As to the accusation that Benson sentenced DeChristopher for his words rather than his actions, it is true that DeChristopher, like all Americans, has a right to free speech under the First Amendment. However, as officers of the court, one factor which judges and other sentencing authorities must consider in determining an appropriate sentence is a convicted person’s likelihood of reoffending.
Unsurprisingly, one factor that sentencing authorities must seriously consider in determining whether a convicted person is likely to reoffend is what he himself has said about his likelihood of reoffending. If sentencing authorities were to ignore a convicted person’s own statements about the matter, they would breach their duties as officers of the court.
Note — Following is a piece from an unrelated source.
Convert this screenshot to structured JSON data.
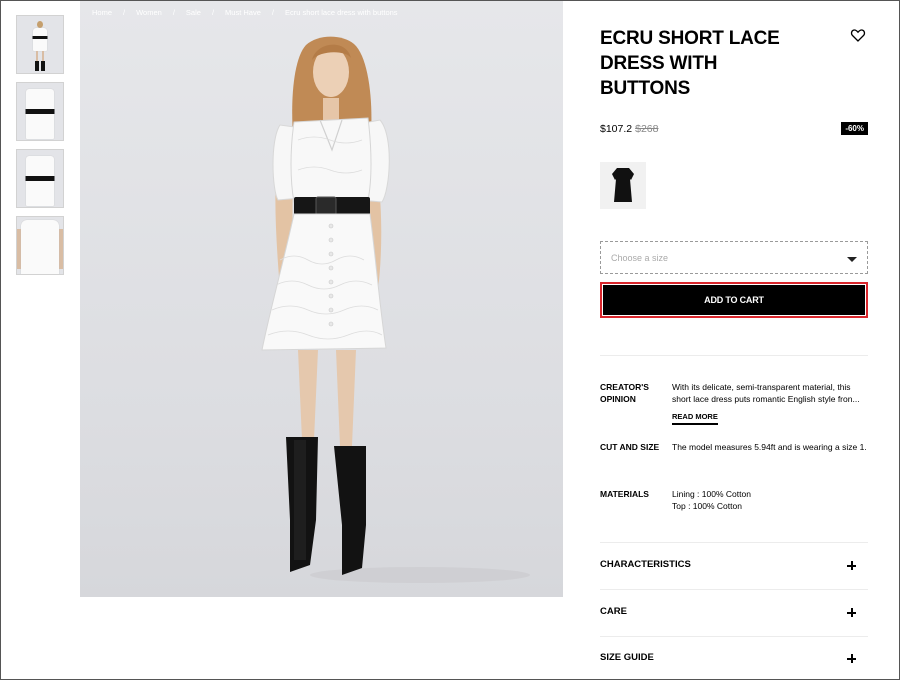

“DeChristopher was charged for his words, not his actions,” the Tribune recently editorialized, “a distinction that would not escape a first-year law student, let alone a judge who, unlike Benson, would not choose to make a mockery of the First Amendment he is sworn to uphold.” But DeChristopher has no First Amendment right to proclaim, with impunity, that he would engage in similar conduct if given a chance, or to encourage others to do so. In that regard, at least, he is like any other offender.
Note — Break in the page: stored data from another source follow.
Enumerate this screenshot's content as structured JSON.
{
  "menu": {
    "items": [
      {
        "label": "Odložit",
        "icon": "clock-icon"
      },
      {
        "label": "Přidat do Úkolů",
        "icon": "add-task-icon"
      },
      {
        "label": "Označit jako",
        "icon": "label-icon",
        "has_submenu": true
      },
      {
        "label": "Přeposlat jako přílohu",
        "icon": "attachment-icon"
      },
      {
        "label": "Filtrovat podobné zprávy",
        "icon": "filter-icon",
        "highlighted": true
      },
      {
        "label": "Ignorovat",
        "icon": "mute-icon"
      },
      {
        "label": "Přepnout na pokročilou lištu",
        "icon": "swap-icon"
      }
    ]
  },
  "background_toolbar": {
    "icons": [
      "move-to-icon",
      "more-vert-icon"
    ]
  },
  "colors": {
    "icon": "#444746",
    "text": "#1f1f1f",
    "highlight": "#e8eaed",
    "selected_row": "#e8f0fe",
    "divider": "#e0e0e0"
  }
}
Ken K. Gourdin received a degree in Criminal Justice with a law enforcement emphasis from Weber State University in 1995, and was recently certified as a paralegal by the National Association of Legal Assistants. He lives in Tooele. This commentary does not constitute legal advice; anyone needing such advice should contact a licensed attorney.
Update – 14 September 2012: A three-judge panel of the United States Court of Appeals for the Tenth Circuit upheld DeChristopher’s conviction and sentence today. The appeals court noted that, while the United States Supreme Court has held that whether a defense of necessity is available when the statute under which a defendant is charged does not provide for one is “an open question,” the Tenth Circuit “continues to assume that such a defense exists.” United States v. DeChristopher, Slip Opinion at 20.
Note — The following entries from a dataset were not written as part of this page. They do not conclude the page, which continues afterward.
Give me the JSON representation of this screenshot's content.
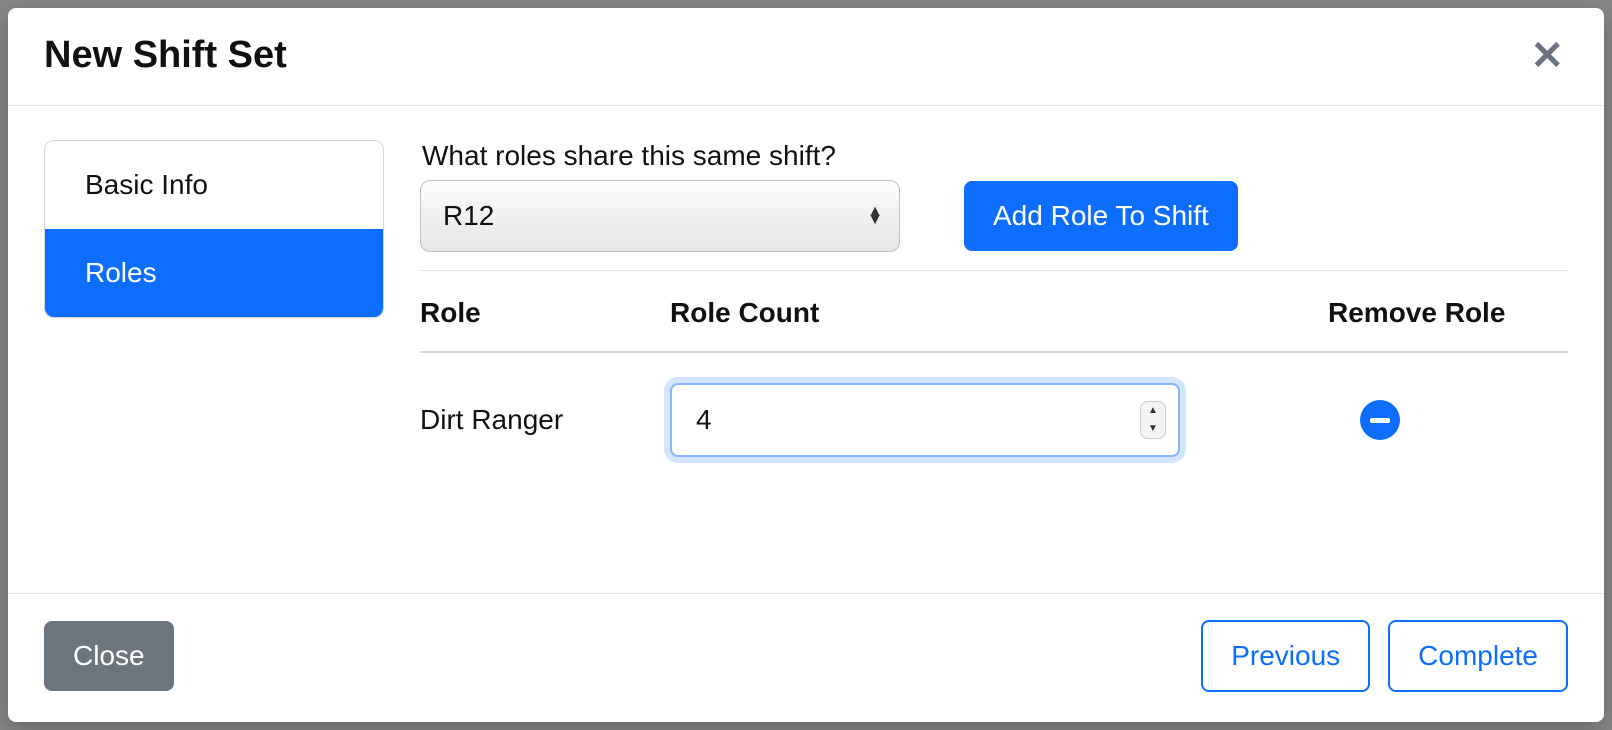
{
  "modal": {
    "title": "New Shift Set"
  },
  "tabs": {
    "basic_info": "Basic Info",
    "roles": "Roles"
  },
  "main": {
    "prompt": "What roles share this same shift?",
    "selected_role": "R12",
    "add_button": "Add Role To Shift"
  },
  "table": {
    "headers": {
      "role": "Role",
      "count": "Role Count",
      "remove": "Remove Role"
    },
    "rows": [
      {
        "role": "Dirt Ranger",
        "count": "4"
      }
    ]
  },
  "footer": {
    "close": "Close",
    "previous": "Previous",
    "complete": "Complete"
  }
}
The Court quotes United States v. Baker, 508 F.3d 1321, 1325 (10th Cir. 2007) which lists the requirements for a necessity defense: “(1) there is no legal alternative to violating the law, (2) the harm to be prevented is imminent, and (3) a direct, causal relationship exists between defendant’s action and the avoidance of harm.” Id., internal citation omitted. If one of the prongs isn’t proven, the defense necessarily fails. The Court found that “[t]he harm Defendant intended to prevent was the environmental harm that would stem from the sale and delivery of the leases.” Id. at 20-21.
The court noted that since several environmental groups had filed lawsuits attempting to stop the sale of oil and gas leases at the auction, and since a court issued a temporary restraining order barring the Bureau of Land Management from issuing the leases, DeChristopher did, in fact, have a “legal alternative to violating the law.” See Id. Since the court found that the first prong, that DeChristopher must have no legal alternative to violating the law, wasn’t proven, the necessity defense necessarily fails, and it did not proceed to examine the second and third prongs.